Tang Jing (唐京; born 14 February 1975 in Beijing) is a former professional Chinese footballer who played as a defender for Jiangsu Sainty, Sichuan Quanxing and Changchun Yatai where he won the 2007 Chinese Super League title with the latter.

==Club career==

===Sichuan Quanxing===
Tang Jing would start his football career with lower league side Jiangsu Sainty and would see them win the third tier title and promotion into the second tier. After spending several seasons establishing himself within the team he would attract the interests of top tier side Sichuan Quanxing, who would sign him at the start of the 2003 league season. He would immediately establish himself within the heart of the team's defence where his height and heading ability would quickly be utilized.

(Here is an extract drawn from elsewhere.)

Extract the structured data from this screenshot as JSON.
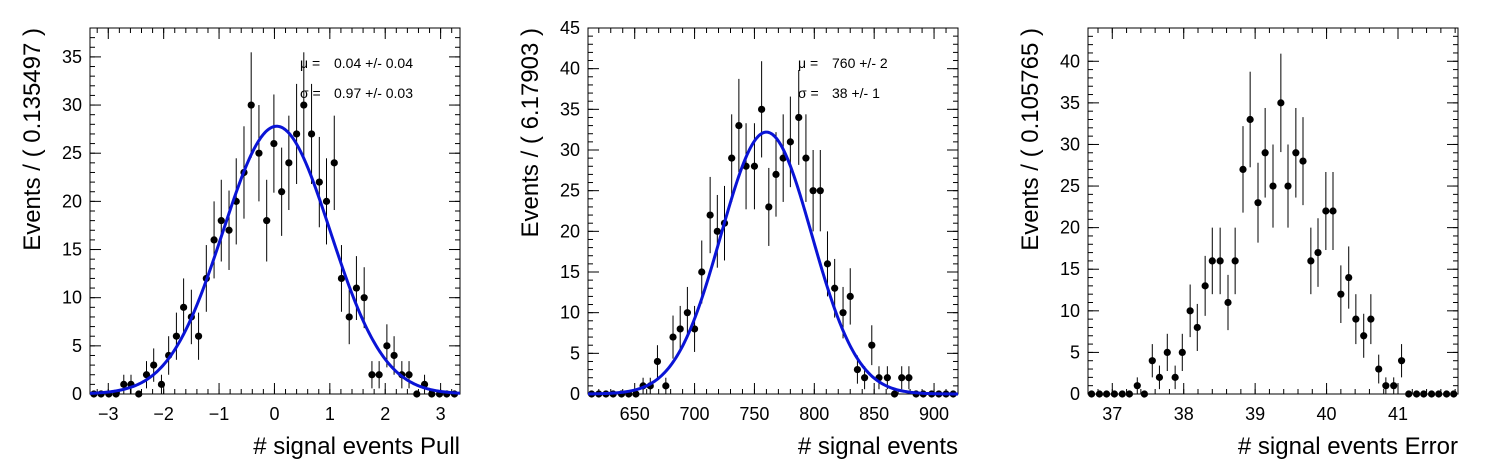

For the next several seasons he would be a firm regular within the side and often guided the club to several mid-table positions, however after several years of service the club would disband at the end of the 2005 league season and he was free to leave the club.

===Changchun Yatai===
At the beginning of the 2006 league season Tang Jing would move to the newly promoted side Changchun Yatai and would immediately become an integral member of the team where his experience and composure saw the team surprise many by coming fourth within the league. The following season Tang Jing would go a step further and aid Changchun to their first ever league title at the end of the 2007 league season. After several further seasons with the club Tang would play a more diminishing role within the team and due to his age he was allowed to leave the club. Despite already being thirty-five years old, Tang would rejoin his first club Jiangsu Sainty on a loan basis during the 2010 league season before making the move permanent later on.